Knitting and reading
Additionally, Stitchlinks has been pioneering therapeutic knitting in clinical and community environments since 2006. A survey of participants – more than 3,500 – reported higher cognitive functioning, and feeling calmer and happier following the programme. Evidence from elsewhere has also suggested knitting helps mitigate the pain associated with long-term physical health conditions.
In the north west of England, as well as across other regions, The Reader scheme has proven success through engagement with workplaces, prisons, care homes, schools and local communities through reading. The programme sees group leaders facilities the reading aloud of ‘serious’ literature – poems, short stories or novels – and group discussion of the pieces. The aim is for participants to recognise in literature experiences in their own lives, and, in sharing and discussing these with others, gain insight and mutual support for them.

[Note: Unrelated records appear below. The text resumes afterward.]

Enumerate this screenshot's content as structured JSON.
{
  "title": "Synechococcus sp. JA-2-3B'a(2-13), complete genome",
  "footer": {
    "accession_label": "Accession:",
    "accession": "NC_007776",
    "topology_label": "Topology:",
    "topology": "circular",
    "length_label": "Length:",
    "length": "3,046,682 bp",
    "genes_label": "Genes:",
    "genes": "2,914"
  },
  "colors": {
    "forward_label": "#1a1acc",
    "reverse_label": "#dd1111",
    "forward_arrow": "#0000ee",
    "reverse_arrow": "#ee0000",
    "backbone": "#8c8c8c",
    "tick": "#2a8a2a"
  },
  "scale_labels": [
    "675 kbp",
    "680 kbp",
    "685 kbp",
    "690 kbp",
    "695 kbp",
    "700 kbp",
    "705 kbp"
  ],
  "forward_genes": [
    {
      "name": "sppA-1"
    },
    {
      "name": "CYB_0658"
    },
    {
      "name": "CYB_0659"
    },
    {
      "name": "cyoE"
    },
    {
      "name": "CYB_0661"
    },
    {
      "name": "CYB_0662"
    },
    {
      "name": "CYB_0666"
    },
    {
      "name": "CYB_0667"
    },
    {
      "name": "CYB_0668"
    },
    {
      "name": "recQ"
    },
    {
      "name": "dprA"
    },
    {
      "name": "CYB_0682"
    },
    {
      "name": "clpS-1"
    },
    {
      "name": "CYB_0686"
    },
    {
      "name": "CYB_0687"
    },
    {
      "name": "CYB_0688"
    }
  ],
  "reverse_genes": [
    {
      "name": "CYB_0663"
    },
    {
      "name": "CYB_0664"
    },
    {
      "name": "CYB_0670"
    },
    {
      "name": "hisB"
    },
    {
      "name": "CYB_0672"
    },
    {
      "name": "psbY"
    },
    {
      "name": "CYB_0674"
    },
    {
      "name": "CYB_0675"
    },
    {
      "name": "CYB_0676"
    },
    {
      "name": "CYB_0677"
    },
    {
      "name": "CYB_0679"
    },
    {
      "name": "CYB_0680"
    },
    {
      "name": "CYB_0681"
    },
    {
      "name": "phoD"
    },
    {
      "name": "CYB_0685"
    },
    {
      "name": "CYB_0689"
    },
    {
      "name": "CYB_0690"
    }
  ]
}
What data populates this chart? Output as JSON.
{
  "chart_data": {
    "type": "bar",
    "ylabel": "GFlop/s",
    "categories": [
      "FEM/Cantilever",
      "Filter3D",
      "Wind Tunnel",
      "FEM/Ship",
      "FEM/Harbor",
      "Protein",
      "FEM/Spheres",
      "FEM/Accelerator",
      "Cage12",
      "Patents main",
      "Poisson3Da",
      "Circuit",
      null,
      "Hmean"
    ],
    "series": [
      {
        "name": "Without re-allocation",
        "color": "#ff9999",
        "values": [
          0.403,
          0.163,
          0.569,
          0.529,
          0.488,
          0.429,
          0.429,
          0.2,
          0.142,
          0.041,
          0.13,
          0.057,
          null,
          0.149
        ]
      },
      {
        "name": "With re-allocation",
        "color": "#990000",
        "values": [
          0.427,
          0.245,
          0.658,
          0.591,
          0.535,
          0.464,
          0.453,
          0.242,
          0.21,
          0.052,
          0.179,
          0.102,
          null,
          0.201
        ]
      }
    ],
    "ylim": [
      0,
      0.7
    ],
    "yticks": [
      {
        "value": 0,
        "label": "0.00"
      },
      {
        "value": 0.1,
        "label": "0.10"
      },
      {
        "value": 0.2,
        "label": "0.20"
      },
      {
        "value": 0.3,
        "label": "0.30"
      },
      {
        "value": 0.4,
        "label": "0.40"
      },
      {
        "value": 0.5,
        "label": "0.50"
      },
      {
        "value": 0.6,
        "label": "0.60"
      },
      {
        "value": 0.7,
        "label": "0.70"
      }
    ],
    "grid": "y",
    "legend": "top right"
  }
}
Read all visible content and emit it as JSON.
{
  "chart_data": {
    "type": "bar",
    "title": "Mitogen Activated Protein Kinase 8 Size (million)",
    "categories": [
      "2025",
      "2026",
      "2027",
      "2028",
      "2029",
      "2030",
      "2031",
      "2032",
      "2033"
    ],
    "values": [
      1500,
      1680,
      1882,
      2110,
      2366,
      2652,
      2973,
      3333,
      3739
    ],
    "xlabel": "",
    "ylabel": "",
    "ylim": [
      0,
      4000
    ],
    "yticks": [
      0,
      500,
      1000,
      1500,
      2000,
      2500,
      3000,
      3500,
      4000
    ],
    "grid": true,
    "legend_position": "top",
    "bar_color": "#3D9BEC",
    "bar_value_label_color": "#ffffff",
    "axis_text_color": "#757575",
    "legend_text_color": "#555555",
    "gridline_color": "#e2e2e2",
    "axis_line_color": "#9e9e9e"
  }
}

Researchers at the Centre for Research into Reading, Literature and Society at the University of Liverpool (CRILS) – the principal academic partner of The Reader programme – found the act of reading aloud, in combination with the literature being read, ‘creates a non-judgemental, compassionate space in which moments of reflection and realisation occur’.
CRILS has also already established from the study a positive value to those suffering from depression, as well as benefits including improved mental agility, emotional flexibility and enhanced sense of purpose in life.
Current wellbeing agendas
The APPG reports that numerous public sector bodies and companies have health and wellbeing agendas and programmes – but very few focus specifically on the arts element.
For example, the Civil Service Health and Wellbeing agenda focuses on mental health and musculoskeletal complaints but does not include arts participation. A £450m NHS initiative to improve wellbeing of staff in the health sector – run across three pilot sites – did not include any element of the arts. The TUC and other unions also have large-scale and detailed wellbeing programmes for workers, but, again, nothing specific on using the arts to change behaviours or improve mental health and wellbeing.
There are a few examples where artistic invention does occur, such as wellbeing representatives within separate government departments undertaking wellbeing trips, including trips to the theatre, cinema, and other cultural events. But, for the most part, the examples are disjointed and there is yet to be a consistent central message from government or major public sector bodies – as well as large private sector organisations – on the relevance and usage of the arts in relation to the wellbeing of workers.
Artist Grayson Perry, a contributor to the study, said: “Making and consuming art lifts our spirits and keeps us sane.
“Art, like science and religion, helps us make meaning from our lives, and to make meaning is to make us feel better.”
The evidence is available, and it would seem that the journey to an arts-focused wellbeing agenda has begun.